Оркестр разворачивает всю свою нечеловеческую мощь только после того, как замолкает солист. Все самое важное происходит в извивах и полутонах, еле намеченных движениях и едва прописанных тенях мелодий; голос (особенно когда один, потому что хоровое мужское пение тоже образует плотное, материально ощутимое музыкальное облако) выполняет здесь функцию овнешнения и огрубления содержания, голос здесь — ороговевшая, окаменевшая интенция, гипсовый слепок мысли, которая ускользает, как угорь, — снова уходит под воду, чтобы выскочить наружу, пока чужой человек молчит. Так происходит и в финале первой части, где мощные круговороты, схожие с течением Гольфстрима, возносят звучание на недосягаемую высоту, чтобы потом, едва ли не мгновенно, обрушить его себе под ноги.

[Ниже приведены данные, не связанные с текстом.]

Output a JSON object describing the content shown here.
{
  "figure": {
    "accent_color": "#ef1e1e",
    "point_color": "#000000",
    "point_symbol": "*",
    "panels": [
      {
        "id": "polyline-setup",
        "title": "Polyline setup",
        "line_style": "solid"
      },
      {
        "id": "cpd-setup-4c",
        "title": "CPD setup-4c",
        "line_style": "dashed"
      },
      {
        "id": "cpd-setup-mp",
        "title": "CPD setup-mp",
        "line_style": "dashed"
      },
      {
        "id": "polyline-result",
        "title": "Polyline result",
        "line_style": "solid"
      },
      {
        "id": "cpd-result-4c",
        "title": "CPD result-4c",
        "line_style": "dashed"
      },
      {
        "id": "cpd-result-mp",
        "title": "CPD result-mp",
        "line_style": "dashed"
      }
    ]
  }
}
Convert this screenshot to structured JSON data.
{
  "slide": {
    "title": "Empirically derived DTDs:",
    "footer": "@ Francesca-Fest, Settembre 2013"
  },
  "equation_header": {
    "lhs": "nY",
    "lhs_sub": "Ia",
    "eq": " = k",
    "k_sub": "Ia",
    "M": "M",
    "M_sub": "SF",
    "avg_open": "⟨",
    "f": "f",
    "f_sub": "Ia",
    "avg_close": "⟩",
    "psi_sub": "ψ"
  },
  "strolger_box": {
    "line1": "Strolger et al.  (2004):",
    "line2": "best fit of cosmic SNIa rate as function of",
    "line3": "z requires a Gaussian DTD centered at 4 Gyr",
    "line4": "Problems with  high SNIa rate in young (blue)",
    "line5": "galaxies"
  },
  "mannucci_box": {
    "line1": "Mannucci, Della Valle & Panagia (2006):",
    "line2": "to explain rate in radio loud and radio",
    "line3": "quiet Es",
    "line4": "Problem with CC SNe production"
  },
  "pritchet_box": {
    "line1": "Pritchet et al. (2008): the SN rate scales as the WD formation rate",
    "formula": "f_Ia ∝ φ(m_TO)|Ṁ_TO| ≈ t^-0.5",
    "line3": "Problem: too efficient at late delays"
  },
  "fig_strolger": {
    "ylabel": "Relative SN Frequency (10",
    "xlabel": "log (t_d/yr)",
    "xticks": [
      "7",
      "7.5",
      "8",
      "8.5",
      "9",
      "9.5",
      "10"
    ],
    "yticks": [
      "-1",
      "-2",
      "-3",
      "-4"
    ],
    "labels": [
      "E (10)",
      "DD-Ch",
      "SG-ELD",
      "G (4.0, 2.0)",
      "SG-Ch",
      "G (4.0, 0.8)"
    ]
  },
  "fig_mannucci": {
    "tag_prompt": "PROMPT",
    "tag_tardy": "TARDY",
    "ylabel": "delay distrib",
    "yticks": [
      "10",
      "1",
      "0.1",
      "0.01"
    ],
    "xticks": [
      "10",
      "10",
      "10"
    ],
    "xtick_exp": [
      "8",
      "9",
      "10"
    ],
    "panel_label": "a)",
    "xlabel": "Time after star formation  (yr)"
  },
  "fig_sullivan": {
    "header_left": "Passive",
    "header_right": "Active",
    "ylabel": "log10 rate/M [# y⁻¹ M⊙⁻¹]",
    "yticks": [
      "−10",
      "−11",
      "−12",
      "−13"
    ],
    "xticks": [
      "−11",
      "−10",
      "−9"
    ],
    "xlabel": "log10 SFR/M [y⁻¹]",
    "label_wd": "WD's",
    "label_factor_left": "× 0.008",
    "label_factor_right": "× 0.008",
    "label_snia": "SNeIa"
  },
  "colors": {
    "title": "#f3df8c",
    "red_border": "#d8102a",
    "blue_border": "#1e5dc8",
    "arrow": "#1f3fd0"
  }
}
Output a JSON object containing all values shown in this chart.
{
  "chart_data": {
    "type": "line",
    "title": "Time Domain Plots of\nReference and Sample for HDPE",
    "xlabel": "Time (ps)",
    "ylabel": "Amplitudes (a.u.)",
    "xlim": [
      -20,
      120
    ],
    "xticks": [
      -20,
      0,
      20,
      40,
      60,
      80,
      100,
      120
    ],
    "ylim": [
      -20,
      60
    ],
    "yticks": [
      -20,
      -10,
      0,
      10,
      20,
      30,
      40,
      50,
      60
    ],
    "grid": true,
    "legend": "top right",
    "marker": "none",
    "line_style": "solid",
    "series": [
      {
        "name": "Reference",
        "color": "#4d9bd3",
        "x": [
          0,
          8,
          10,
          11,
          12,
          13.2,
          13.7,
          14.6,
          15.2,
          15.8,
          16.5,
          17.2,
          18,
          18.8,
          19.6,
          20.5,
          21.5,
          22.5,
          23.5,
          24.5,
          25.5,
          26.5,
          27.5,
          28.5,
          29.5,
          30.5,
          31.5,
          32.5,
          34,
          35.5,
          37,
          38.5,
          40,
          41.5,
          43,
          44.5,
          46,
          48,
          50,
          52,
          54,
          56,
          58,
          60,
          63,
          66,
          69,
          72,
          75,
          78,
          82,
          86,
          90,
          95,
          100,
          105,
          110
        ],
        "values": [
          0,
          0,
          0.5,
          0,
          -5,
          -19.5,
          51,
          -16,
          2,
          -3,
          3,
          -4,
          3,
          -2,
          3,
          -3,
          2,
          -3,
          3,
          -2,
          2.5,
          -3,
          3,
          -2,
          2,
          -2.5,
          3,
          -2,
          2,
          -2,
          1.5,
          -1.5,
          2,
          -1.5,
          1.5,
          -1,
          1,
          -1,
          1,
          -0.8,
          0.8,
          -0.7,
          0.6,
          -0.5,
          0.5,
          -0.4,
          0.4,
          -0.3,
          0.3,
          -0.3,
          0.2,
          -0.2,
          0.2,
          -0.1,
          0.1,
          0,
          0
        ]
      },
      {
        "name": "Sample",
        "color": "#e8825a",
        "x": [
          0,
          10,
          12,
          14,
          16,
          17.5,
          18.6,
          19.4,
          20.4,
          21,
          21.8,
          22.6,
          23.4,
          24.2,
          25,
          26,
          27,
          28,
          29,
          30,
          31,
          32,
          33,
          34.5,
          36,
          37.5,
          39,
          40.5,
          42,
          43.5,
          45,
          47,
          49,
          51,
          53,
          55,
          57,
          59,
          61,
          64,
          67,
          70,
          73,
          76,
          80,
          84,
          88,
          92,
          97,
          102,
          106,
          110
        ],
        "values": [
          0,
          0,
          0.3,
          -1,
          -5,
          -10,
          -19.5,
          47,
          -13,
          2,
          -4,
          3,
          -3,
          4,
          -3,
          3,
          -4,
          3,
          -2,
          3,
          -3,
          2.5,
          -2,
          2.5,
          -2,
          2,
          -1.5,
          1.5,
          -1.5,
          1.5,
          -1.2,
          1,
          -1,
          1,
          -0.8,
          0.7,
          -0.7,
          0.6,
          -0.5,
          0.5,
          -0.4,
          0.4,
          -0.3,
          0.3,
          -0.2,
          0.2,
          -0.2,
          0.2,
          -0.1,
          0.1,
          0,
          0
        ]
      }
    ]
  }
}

Вторая часть — “Юмор” — оказывается еще более иллюстративной, потому что Шостакович спускается со своих заземных, космогонических высот в толщу народной смеховой. Типичное мизантропическое ёрничанье и передергивание, знакомое нам по первым симфониям, впрочем, выровненное стремительным звучанием скрипичных, которые к середине звучания эпизода догоняют духовые, скрипящие, зудящие, разнузданные и нечеловечески упрямые.
Литературная основа в Тринадцатой служит вскрытием приема: Шостаковичу и в самом деле все равно о чем — Бабий Яр, юмор или судьба женщины из очереди, главное — процесс, а не результат; само течение, движение, проистекание, как и положено в классическом модернизме. Мы видим, как могут расходиться и расходятся декларации о намерениях и сами намерения (то есть музыка). Кларнет высвистывает ехидную трель, ее тут же поддерживают стройные мужские голоса, вокруг которых вьются бубенчики, барабаны, трещотки и прочая мелкая нечисть.